Presenting visual data – compiling inclusions and exclusions
Visual selection – the essential details
The selected visual represents an approximated summary of the eligible votes cast in the 2015 general elections of the United Kingdom. From the chosen visual, the percentage of the votes as divided among the different parties can be seen. The visual is divided into three segments with varying colors to represent the varying categories of eligible voters. Only 25% of the votes were cast for conservative party while 42% of the votes went in for the other party. The remaining 33% of votes were not cast for any of the parties and are represented in black.
Purpose served by the visual
The chosen visual provides a clear explanation of the ratio that the various categories hold against each other. In a pie chart, the categories are represented as a portion of the circle – filling up the proportionate area that each category should have in comparison to the other categories. The prime purpose of using pie charts is to display classified data into ordinal categories. The prime purpose of this nature of visual is to represent a large set of data into a visual form. It also enables a visual check of the calculation accuracy without having to give in the exact details (Donalek et. al., 2014).
Ideal data to include for visual compilation
The ideal data sets that can be included in a pie chart include the respective components of a specific aspect that merge in together for the final results. Keeping that in mind, any range of data can be included in a pie chart as long as it is a relevant part of the subject taken under consideration. The prime purpose of a pie chart is to bring in a visual appearance to the data that would otherwise have been presented as a table. The nominal and ordinal elements are the best fits for the proportional display of the categories as a pie slice.
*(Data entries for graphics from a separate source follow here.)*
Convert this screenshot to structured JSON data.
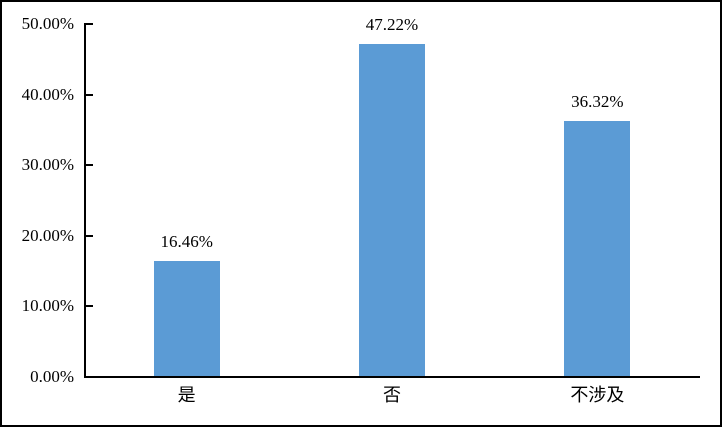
{
  "chart_data": {
    "type": "bar",
    "title": "",
    "xlabel": "",
    "ylabel": "",
    "categories": [
      "是",
      "否",
      "不涉及"
    ],
    "values": [
      16.46,
      47.22,
      36.32
    ],
    "value_labels": [
      "16.46%",
      "47.22%",
      "36.32%"
    ],
    "series_name": "",
    "ylim": [
      0,
      50
    ],
    "ytick_values": [
      0,
      10,
      20,
      30,
      40,
      50
    ],
    "ytick_labels": [
      "0.00%",
      "10.00%",
      "20.00%",
      "30.00%",
      "40.00%",
      "50.00%"
    ],
    "grid": false,
    "legend_position": "none",
    "bar_color": "#5B9BD5",
    "axis_color": "#000000",
    "frame_border_color": "#000000",
    "background_color": "#FFFFFF"
  }
}
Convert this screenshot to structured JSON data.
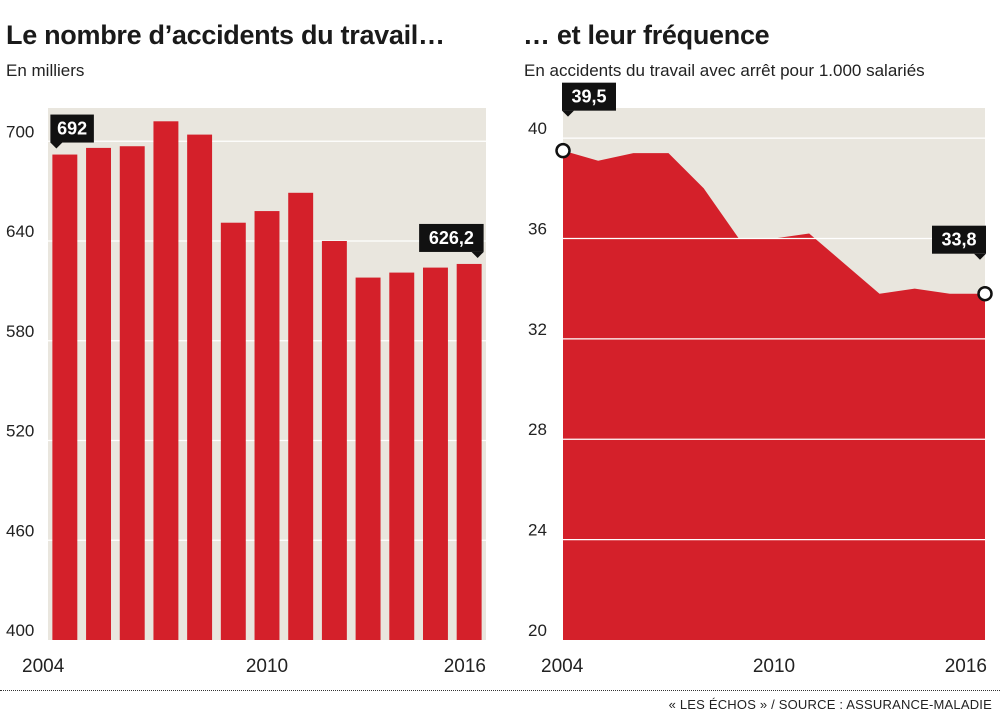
{
  "chart_data": [
    {
      "type": "bar",
      "title": "Le nombre d’accidents du travail…",
      "subtitle": "En milliers",
      "categories": [
        "2004",
        "2005",
        "2006",
        "2007",
        "2008",
        "2009",
        "2010",
        "2011",
        "2012",
        "2013",
        "2014",
        "2015",
        "2016"
      ],
      "values": [
        692,
        696,
        697,
        712,
        704,
        651,
        658,
        669,
        640,
        618,
        621,
        624,
        626.2
      ],
      "ylim": [
        400,
        720
      ],
      "yticks": [
        400,
        460,
        520,
        580,
        640,
        700
      ],
      "xtick_labels": [
        "2004",
        "2010",
        "2016"
      ],
      "callouts": [
        {
          "index": 0,
          "label": "692"
        },
        {
          "index": 12,
          "label": "626,2"
        }
      ],
      "grid": true,
      "colors": {
        "bar": "#d4202a",
        "plot_bg": "#e9e6de",
        "grid": "#ffffff",
        "callout_bg": "#111111",
        "callout_text": "#ffffff"
      }
    },
    {
      "type": "area",
      "title": "… et leur fréquence",
      "subtitle": "En accidents du travail avec arrêt pour 1.000 salariés",
      "x": [
        2004,
        2005,
        2006,
        2007,
        2008,
        2009,
        2010,
        2011,
        2012,
        2013,
        2014,
        2015,
        2016
      ],
      "values": [
        39.5,
        39.1,
        39.4,
        39.4,
        38.0,
        36.0,
        36.0,
        36.2,
        35.0,
        33.8,
        34.0,
        33.8,
        33.8
      ],
      "ylim": [
        20,
        41.2
      ],
      "yticks": [
        20,
        24,
        28,
        32,
        36,
        40
      ],
      "xtick_labels": [
        "2004",
        "2010",
        "2016"
      ],
      "callouts": [
        {
          "index": 0,
          "label": "39,5"
        },
        {
          "index": 12,
          "label": "33,8"
        }
      ],
      "grid": true,
      "colors": {
        "area": "#d4202a",
        "plot_bg": "#e9e6de",
        "grid": "#ffffff",
        "callout_bg": "#111111",
        "callout_text": "#ffffff"
      }
    }
  ],
  "footer": {
    "source": "« LES ÉCHOS » / SOURCE : ASSURANCE-MALADIE"
  }
}
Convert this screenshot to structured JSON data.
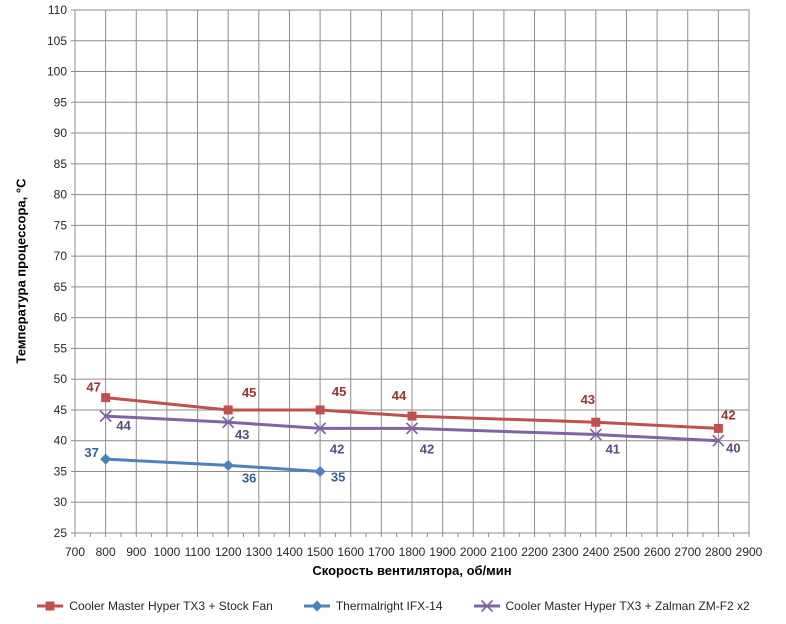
{
  "chart_data": {
    "type": "line",
    "xlabel": "Скорость вентилятора, об/мин",
    "ylabel": "Температура процессора, °C",
    "xlim": [
      700,
      2900
    ],
    "ylim": [
      25,
      110
    ],
    "x_tick_step": 100,
    "x_minor_tick_step": 50,
    "y_tick_step": 5,
    "grid": true,
    "legend_position": "bottom",
    "colors": {
      "grid": "#8C8C8C",
      "axis_text": "#262626",
      "background": "#FFFFFF"
    },
    "series": [
      {
        "name": "Cooler Master Hyper TX3 + Stock Fan",
        "marker": "square",
        "color": "#C0504D",
        "label_color": "#943634",
        "x": [
          800,
          1200,
          1500,
          1800,
          2400,
          2800
        ],
        "y": [
          47,
          45,
          45,
          44,
          43,
          42
        ],
        "label_offsets": [
          [
            -12,
            -10
          ],
          [
            21,
            -17
          ],
          [
            19,
            -18
          ],
          [
            -13,
            -20
          ],
          [
            -8,
            -22
          ],
          [
            10,
            -13
          ]
        ]
      },
      {
        "name": "Thermalright IFX-14",
        "marker": "diamond",
        "color": "#4F81BD",
        "label_color": "#366092",
        "x": [
          800,
          1200,
          1500
        ],
        "y": [
          37,
          36,
          35
        ],
        "label_offsets": [
          [
            -14,
            -6
          ],
          [
            21,
            13
          ],
          [
            18,
            6
          ]
        ]
      },
      {
        "name": "Cooler Master Hyper TX3 + Zalman ZM-F2 x2",
        "marker": "x",
        "color": "#8064A2",
        "label_color": "#604A7B",
        "x": [
          800,
          1200,
          1500,
          1800,
          2400,
          2800
        ],
        "y": [
          44,
          43,
          42,
          42,
          41,
          40
        ],
        "label_offsets": [
          [
            18,
            10
          ],
          [
            14,
            13
          ],
          [
            17,
            21
          ],
          [
            15,
            21
          ],
          [
            17,
            15
          ],
          [
            15,
            8
          ]
        ]
      }
    ]
  }
}
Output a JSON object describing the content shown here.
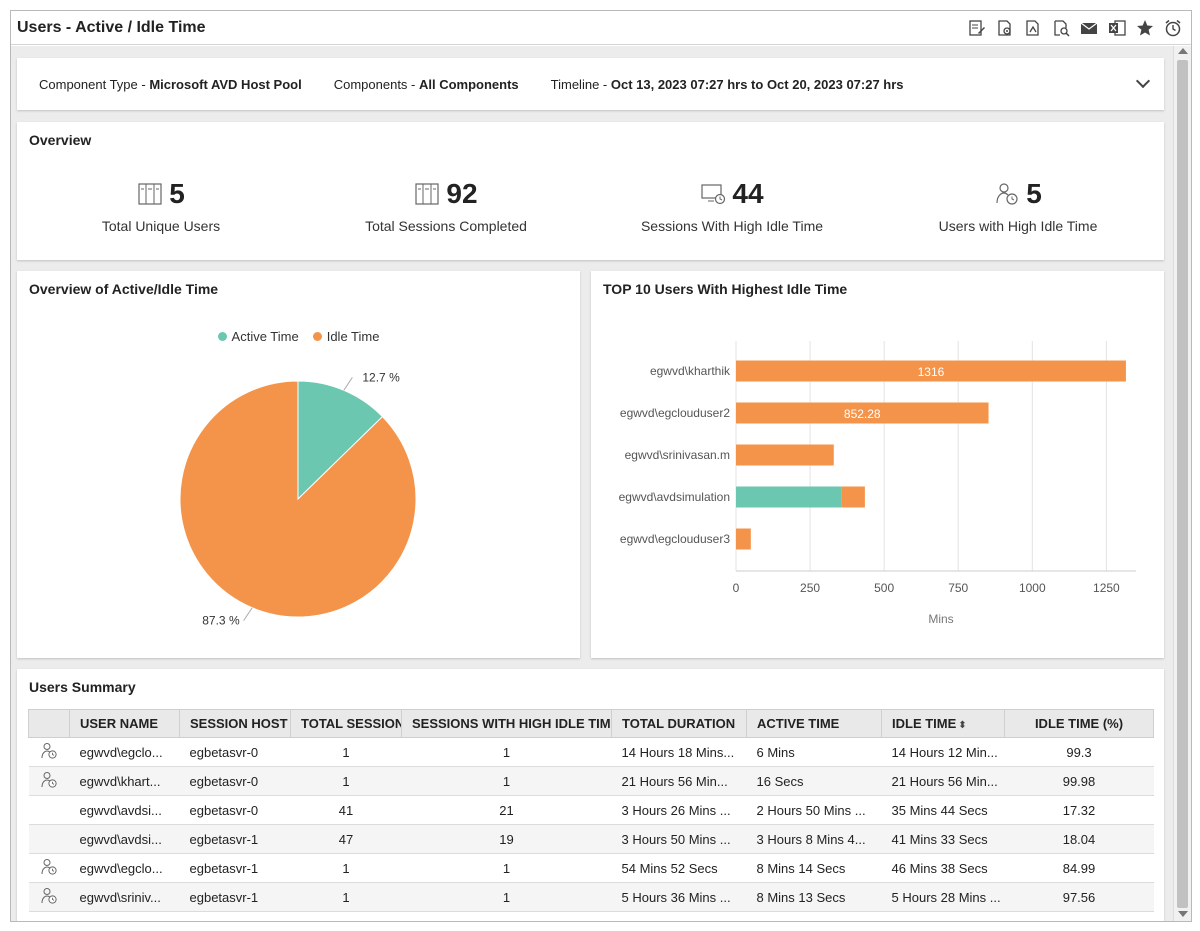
{
  "window": {
    "title": "Users - Active / Idle Time",
    "toolbar_icons": [
      "edit-report-icon",
      "settings-export-icon",
      "pdf-export-icon",
      "search-report-icon",
      "email-icon",
      "excel-icon",
      "favorite-star-icon",
      "alarm-clock-icon"
    ]
  },
  "filters": {
    "component_type_label": "Component Type - ",
    "component_type_value": "Microsoft AVD Host Pool",
    "components_label": "Components - ",
    "components_value": "All Components",
    "timeline_label": "Timeline - ",
    "timeline_value": "Oct 13, 2023 07:27 hrs to Oct 20, 2023 07:27 hrs"
  },
  "overview": {
    "title": "Overview",
    "kpis": [
      {
        "value": "5",
        "label": "Total Unique Users",
        "icon": "server-rack-icon"
      },
      {
        "value": "92",
        "label": "Total Sessions Completed",
        "icon": "server-rack-icon"
      },
      {
        "value": "44",
        "label": "Sessions With High Idle Time",
        "icon": "monitor-clock-icon"
      },
      {
        "value": "5",
        "label": "Users with High Idle Time",
        "icon": "user-clock-icon"
      }
    ]
  },
  "pie_panel": {
    "title": "Overview of Active/Idle Time"
  },
  "bar_panel": {
    "title": "TOP 10 Users With Highest Idle Time"
  },
  "chart_data": [
    {
      "type": "pie",
      "title": "Overview of Active/Idle Time",
      "legend": [
        "Active Time",
        "Idle Time"
      ],
      "legend_position": "top",
      "slices": [
        {
          "name": "Active Time",
          "value": 12.7,
          "label": "12.7 %",
          "color": "#6cc7b0"
        },
        {
          "name": "Idle Time",
          "value": 87.3,
          "label": "87.3 %",
          "color": "#f4944a"
        }
      ]
    },
    {
      "type": "bar",
      "orientation": "horizontal",
      "stacked": true,
      "title": "TOP 10 Users With Highest Idle Time",
      "categories": [
        "egwvd\\kharthik",
        "egwvd\\egclouduser2",
        "egwvd\\srinivasan.m",
        "egwvd\\avdsimulation",
        "egwvd\\egclouduser3"
      ],
      "series": [
        {
          "color": "#6cc7b0",
          "values": [
            0,
            0,
            0,
            355,
            0
          ]
        },
        {
          "color": "#f4944a",
          "values": [
            1316,
            852.28,
            330,
            80,
            50
          ]
        }
      ],
      "data_labels": [
        "1316",
        "852.28",
        "",
        "",
        ""
      ],
      "xlabel": "Mins",
      "xticks": [
        "0",
        "250",
        "500",
        "750",
        "1000",
        "1250"
      ],
      "xlim": [
        0,
        1350
      ],
      "grid": true
    }
  ],
  "summary": {
    "title": "Users Summary",
    "columns": [
      "",
      "USER NAME",
      "SESSION HOST",
      "TOTAL SESSIONS",
      "SESSIONS WITH HIGH IDLE TIME",
      "TOTAL DURATION",
      "ACTIVE TIME",
      "IDLE TIME",
      "IDLE TIME (%)"
    ],
    "rows": [
      {
        "icon": "user-clock-icon",
        "user": "egwvd\\egclo...",
        "host": "egbetasvr-0",
        "sessions": "1",
        "high_idle": "1",
        "duration": "14 Hours 18 Mins...",
        "active": "6 Mins",
        "idle": "14 Hours 12 Min...",
        "idle_pct": "99.3"
      },
      {
        "icon": "user-clock-icon",
        "user": "egwvd\\khart...",
        "host": "egbetasvr-0",
        "sessions": "1",
        "high_idle": "1",
        "duration": "21 Hours 56 Min...",
        "active": "16 Secs",
        "idle": "21 Hours 56 Min...",
        "idle_pct": "99.98"
      },
      {
        "icon": "",
        "user": "egwvd\\avdsi...",
        "host": "egbetasvr-0",
        "sessions": "41",
        "high_idle": "21",
        "duration": "3 Hours 26 Mins ...",
        "active": "2 Hours 50 Mins ...",
        "idle": "35 Mins 44 Secs",
        "idle_pct": "17.32"
      },
      {
        "icon": "",
        "user": "egwvd\\avdsi...",
        "host": "egbetasvr-1",
        "sessions": "47",
        "high_idle": "19",
        "duration": "3 Hours 50 Mins ...",
        "active": "3 Hours 8 Mins 4...",
        "idle": "41 Mins 33 Secs",
        "idle_pct": "18.04"
      },
      {
        "icon": "user-clock-icon",
        "user": "egwvd\\egclo...",
        "host": "egbetasvr-1",
        "sessions": "1",
        "high_idle": "1",
        "duration": "54 Mins 52 Secs",
        "active": "8 Mins 14 Secs",
        "idle": "46 Mins 38 Secs",
        "idle_pct": "84.99"
      },
      {
        "icon": "user-clock-icon",
        "user": "egwvd\\sriniv...",
        "host": "egbetasvr-1",
        "sessions": "1",
        "high_idle": "1",
        "duration": "5 Hours 36 Mins ...",
        "active": "8 Mins 13 Secs",
        "idle": "5 Hours 28 Mins ...",
        "idle_pct": "97.56"
      }
    ]
  }
}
Data to avoid while compiling the chosen visual
As mentioned already, any data that is a component of the aspect taken under consideration can be included in a pie chart. However, it is necessary to ensure that the sector of the circle that represents the categories is proportionate and at par, with the mathematical fraction they are accountable for (Kelleher & Wagener, 2011). For example, putting in an element of 30% proportion over an area of 50% of the circle can direct make it misleading and inaccurate. Using similar color to represent varying categories must be avoided.
Ways to prevent misleading visual compilation
Misleading data is one of the biggest threats in present times. It is because most of the visual makers refrain from providing all the essential elements that must be included within the chart. At times, it is an intentional step to keep the audience in the dark while the maker lacks the skills to prepare an accurate visual (Cairo, 2015). It is essential to ensure that the maker has a firm knowledge of what they are doing and the purpose that their effort needs to serve. All the essential data, along with a consistent scale, can help to cut down data misleading to a great extent.